Here's the background. Vodafone has for some time offered a program called Passport in the UK and other European countries. Passport provides substantially lower per-minute charges for outbound roaming outside your home country to a set of additional countries, mostly in Europe but also including certain Vodafone networks and partners in other countries, such as Australia and New Zealand. In particular, calls received while roaming do not incur a per-minute charge at all. In return, Passport levies a significant per-call surcharge for all roaming calls, but the combination can be very economical compared to Europe's historically high roaming charges.
What has changed for June to August is that Vodafone UK is waiving the per-call surcharge of GBP 0.75, resulting in far lower effective rates for roaming outbound calls, and free roaming incoming calls.
Vodafone is scoring a bunch of publicity for this move, but it's not a unique move. Other UK carriers have been offering consumer plans with free incoming roaming calls for over a year. And Vodafone has generally not pushed Passport to its large UK corporate customers; it has typically been a consumer and small business offering in the UK (although in other European countries Passport does tend to be part of Vodafone's large business customer offering). For the short average call durations that business users often present, the GBP 0.75 per call surcharge has resulted in higher overall costs than the negotiated per-minute international roaming costs that large UK corporate customers could achieve.
The intriguing result of this move by Vodafone is that for June, July and August standard consumer customers are likely to have lower European roaming costs than their cousins in large enterprise deals, despite business users typically being the highest users of mobile services while roaming internationally. So what can Vodafone's corporate customers do about it, and what additional items should you be thinking about? Here are TC2's preliminary thoughts:
-- If you are a Vodafone UK customer, demand that your account manager explain how he or she is going to obtain the low-cost roaming solution for your users that Vodafone is offering to its consumer customers. Your Vodafone account manager will likely have a long list of reasons why a consumer tariff cannot be offered to a business customer, or will tell you that the only way you can take advantage of it is to sacrifice other hard-won pricing concessions in your contract. Don't accept that premise -- the only important issue is that business users should not have to pay more for European roaming than individual consumers.
-- If your UK wireless carrier is not Vodafone, this move from Vodafone should be very strongly leveraged in any pricing discussions with your incumbent supplier.
-- Like any temporary promotion (which is what this move really is), Vodafone no doubt will be happy to have your users sign up for Passport, get used to it, and start generating surcharges in September. So be careful not to fall into a trap of moving to the consumer plan without being able to move back. Three months of reduced costs could be followed by increased costs later in the year.

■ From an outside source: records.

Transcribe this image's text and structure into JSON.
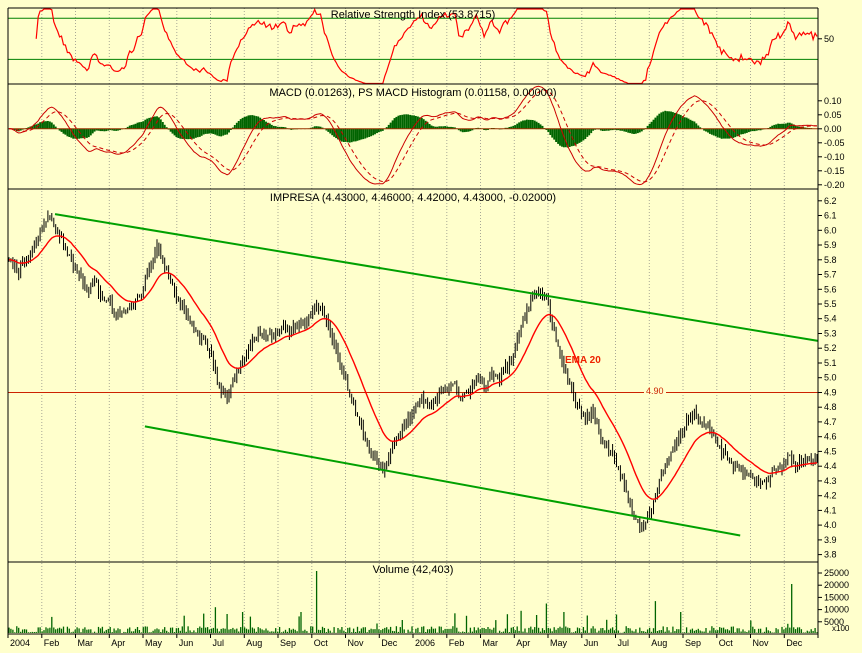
{
  "window": {
    "background": "#ffffcc"
  },
  "chart_data": {
    "type": "candlestick",
    "panels": [
      "rsi",
      "macd",
      "price",
      "volume"
    ],
    "x_axis": {
      "labels": [
        "2004",
        "Feb",
        "Mar",
        "Apr",
        "May",
        "Jun",
        "Jul",
        "Aug",
        "Sep",
        "Oct",
        "Nov",
        "Dec",
        "2006",
        "Feb",
        "Mar",
        "Apr",
        "May",
        "Jun",
        "Jul",
        "Aug",
        "Sep",
        "Oct",
        "Nov",
        "Dec"
      ]
    },
    "rsi": {
      "title": "Relative Strength Index (53.8715)",
      "value": 53.8715,
      "levels": [
        70,
        30
      ],
      "yticks": [
        "50"
      ],
      "line_color": "#ff0000",
      "level_color": "#008000"
    },
    "macd": {
      "title": "MACD (0.01263), PS MACD Histogram (0.01158, 0.00000)",
      "macd_value": 0.01263,
      "histogram_value": 0.01158,
      "signal_value": 0.0,
      "yticks": [
        "0.10",
        "0.05",
        "0.00",
        "-0.05",
        "-0.10",
        "-0.15",
        "-0.20"
      ],
      "line_color": "#cc0000",
      "histogram_color": "#006400",
      "zero_line_color": "#993300"
    },
    "price": {
      "title": "IMPRESA (4.43000, 4.46000, 4.42000, 4.43000, -0.02000)",
      "symbol": "IMPRESA",
      "open": 4.43,
      "high": 4.46,
      "low": 4.42,
      "close": 4.43,
      "change": -0.02,
      "yticks": [
        "6.2",
        "6.1",
        "6.0",
        "5.9",
        "5.8",
        "5.7",
        "5.6",
        "5.5",
        "5.4",
        "5.3",
        "5.2",
        "5.1",
        "5.0",
        "4.9",
        "4.8",
        "4.7",
        "4.6",
        "4.5",
        "4.4",
        "4.3",
        "4.2",
        "4.1",
        "4.0",
        "3.9",
        "3.8"
      ],
      "weekly_closes": [
        5.8,
        5.72,
        5.78,
        5.85,
        6.0,
        6.1,
        6.02,
        5.9,
        5.78,
        5.68,
        5.6,
        5.66,
        5.54,
        5.5,
        5.42,
        5.46,
        5.5,
        5.58,
        5.75,
        5.88,
        5.76,
        5.62,
        5.52,
        5.42,
        5.3,
        5.26,
        5.15,
        4.92,
        4.87,
        5.0,
        5.12,
        5.24,
        5.3,
        5.28,
        5.3,
        5.34,
        5.3,
        5.36,
        5.38,
        5.46,
        5.5,
        5.34,
        5.18,
        5.0,
        4.85,
        4.7,
        4.56,
        4.44,
        4.38,
        4.5,
        4.62,
        4.7,
        4.78,
        4.85,
        4.8,
        4.88,
        4.92,
        4.96,
        4.86,
        4.92,
        5.0,
        4.94,
        5.04,
        5.0,
        5.08,
        5.2,
        5.4,
        5.52,
        5.6,
        5.54,
        5.32,
        5.1,
        4.95,
        4.82,
        4.72,
        4.76,
        4.6,
        4.52,
        4.42,
        4.28,
        4.08,
        3.98,
        4.05,
        4.2,
        4.36,
        4.5,
        4.6,
        4.7,
        4.76,
        4.7,
        4.64,
        4.54,
        4.46,
        4.4,
        4.38,
        4.34,
        4.3,
        4.28,
        4.36,
        4.4,
        4.46,
        4.42,
        4.44,
        4.43
      ],
      "ema_label": "EMA 20",
      "ema_period": 20,
      "ema_color": "#ff0000",
      "bar_color": "#000000",
      "hline": {
        "value": 4.9,
        "label": "4.90",
        "color": "#cc2200"
      },
      "trendline_color": "#00a000",
      "trendlines": [
        {
          "x1": 0.058,
          "y1": 6.11,
          "x2": 1.0,
          "y2": 5.25
        },
        {
          "x1": 0.169,
          "y1": 4.67,
          "x2": 0.904,
          "y2": 3.93
        }
      ]
    },
    "volume": {
      "title": "Volume (42,403)",
      "value": "42,403",
      "yticks": [
        "25000",
        "20000",
        "15000",
        "10000",
        "5000"
      ],
      "unit_label": "x100",
      "bar_color": "#006400",
      "spikes": {
        "22": 7000,
        "90": 7500,
        "106": 11000,
        "112": 8200,
        "150": 9000,
        "158": 25800,
        "229": 8500,
        "263": 9500,
        "276": 12500,
        "285": 9000,
        "312": 8000,
        "332": 13500,
        "345": 9000,
        "402": 20500
      }
    }
  }
}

-- Note that Passport doesn't extend to the U.S., Canada or many other potential travel destinations for your users, so this won't reduce the high roaming costs that you're vulnerable to in those locations. Furthermore, if Vodafone were to agree to simply switch you lock, stock and barrel from your negotiated roaming rates to standard consumer rates for all roaming calls, then although your costs in "Passport countries" would go down -- at least for three months -- your costs when roaming in other countries would increase. Understanding the net position, based on your users' roaming usage profiles, is crucial. "Know your traffic," as we like to say at TC2.
-- Note that text and multimedia messages qualify for the promotion, but data connectivity to the Internet does not.
The bottom line is that this is a fascinating move from Vodafone, and one that will really stir up the UK wireless market in a very beneficial way for customers, both consumers and corporations.
Clearly the real hope is that Vodafone UK's move is not an isolated one -- that it represents an impetus among the many national mobile carriers and alliances in Europe to keep competing aggressively under the new regulatory policies there. Will others follow? We'll let you know if they do!